Puis, il explique qu’on peut suivre par continuité un point de $S$ qui se projette sur un chemin donné dans le plan $x$ :


Considérons $m$ fonctions de $x$, $y_1, y_2, \dots , y_m$ analytiques, non uniformes en général. Ces fonctions seront complètement définies lorsque l’on connaîtra, non seulement la valeur de $x$, mais encore le chemin par lequel la variable $x$ atteint cette valeur en partant du point initial $O$. Nous considérerons la variable $x$ comme se mouvant non sur un plan, mais sur une surface de Riemann $S$. Cette surface de Riemann sera formée de feuillets plans superposés comme dans les surfaces de Riemann, à l’aide desquelles on étudie les fonctions algébriques : seulement ici le nombre de feuillets sera infini.

Dans un second temps, il étudie ce qui se passe lorsqu’on suit un lacet, i.e. un chemin fermé :


Traçons dans le plan un contour fermé quelconque $C$ partant d’un point initial $x$ quelconque et revenant finir à ce même point $x$. La surface $S$ sera complètement définie, si nous disons à quelles conditions le point initial et le point final de ce contour devront être regardés comme appartenant à un même feuillet ou à des feuillets différents.
Or il y a deux sortes de contours $C$ ;


1° Ceux qui sont tels que l’une au moins des $m$ fonctions $y$ ne revient pas à sa valeur initiale quand la variable $x$ décrit $C$ ;


2° Ceux qui sont tels que les $m$ fonctions $y$ reviennent à leurs valeurs initiales quand la variable $x$ décrit le contour $C$.

En termes modernes, un lacet dans la base définit une permutation de la fibre du revêtement. Si cette permutation est triviale, cela entraîne que le lacet s’est relevé en un lacet de $S$ revenant ainsi au point de départ. Ainsi Poincaré note que la surface $S$ peut être vue comme l’ensemble des lacets de la variable $x$ où l’on identifie deux tels lacets s’ils définissent la même permutation. Notez qu’il s’agit « presque » d’un passage au quotient.

A vrai dire il n’a pas tout à fait raison sur ce point puisque la permutation induite sur la fibre peut avoir un point fixe sans être l’identité. Il s’agit de la distinction entre revêtement et revêtement galoisien (qui engendre tant d’erreurs chez les topologues).

Puis vient le point principal, dans lequel Poincaré définit le revêtement universel de $S$. En passant, notons qu’il ne peut jamais s’empêcher de décomposer tout ce qu’il rencontre en espèces, en sortes et en genres… Il constate que pour que la permutation associée à un lacet soit triviale, il suffit que le lacet soit homotope à un lacet constant, ce dont il donne une définition assez convaincante.

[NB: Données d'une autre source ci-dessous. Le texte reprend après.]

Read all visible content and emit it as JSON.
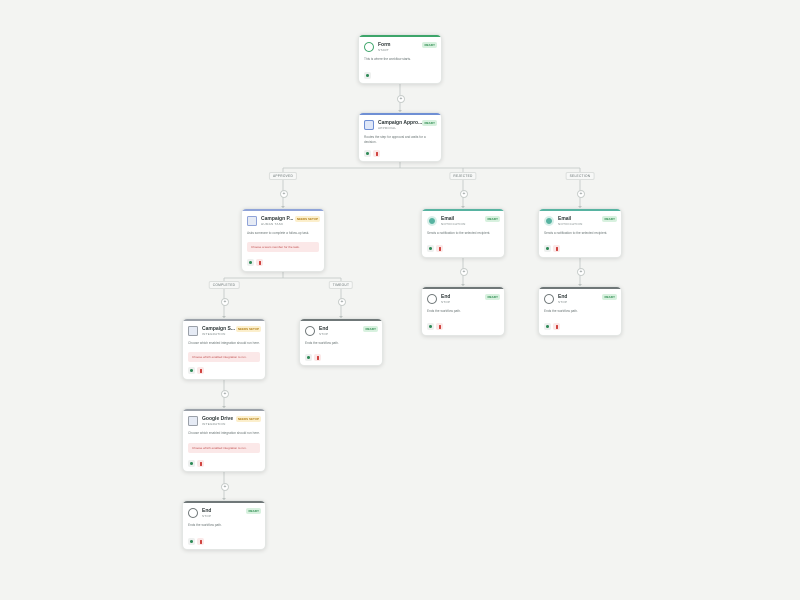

Ceci lui permet alors de construire une surface « au dessus » de $S$ en identifiant des lacets lorsqu’ils sont homotopes et pas seulement lorsqu’ils définissent la même permutation. Poincaré affirme alors, sans démonstration, que cette surface est « simplement connexe », ce qui dans son vocabulaire de l’époque signifie qu’elle est homéomorphe à un plan.

Parmi les contours de la deuxième sorte, je distinguerai encore deux espèces :


1° $C$ sera de la première espèce, si l’on peut, en déformant ce contour d’une façon continue, passer à un contour infinitésimal de telle façon que le contour ne cesse jamais d’être de la seconde sorte ;


2° $C$ sera de la seconde espèce dans le cas contraire.


Eh bien, le point initial et le point final de $C$ appartiendront à des feuillets différents si ce contour est de la première sorte, ou de la seconde espèce de la seconde sorte. Ils appartiendront au même feuillet si $C$ est de la première espèce de la seconde sorte.

La surface de Riemann est alors complètement définie. Elle est simplement connexe et ne diffère pas, au point de vue de la Géométrie de situation, de la surface d’un cercle, d’une calotte sphérique ou d’une nappe d’un hyperboloïde à deux nappes.

On peut bien sûr reprocher ceci ou cela à cette construction mais elle est très proche de la construction moderne du revêtement universel : l’espace des chemins issus d’un point base où l’on identifie deux chemins de mêmes extrémités s’ils sont homotopes à extrémités fixes.

Deux remarques supplémentaires :

Tout d’abord, cette construction est valable en toutes dimensions, même si Poincaré ne la décrit que pour les surfaces (qui est le seul cas qui l’intéresse dans cet article).

Ensuite, il est important de constater qu’aucun groupe n’apparaît. La construction du revêtement universel d’un espace précède historiquement celle du groupe fondamental.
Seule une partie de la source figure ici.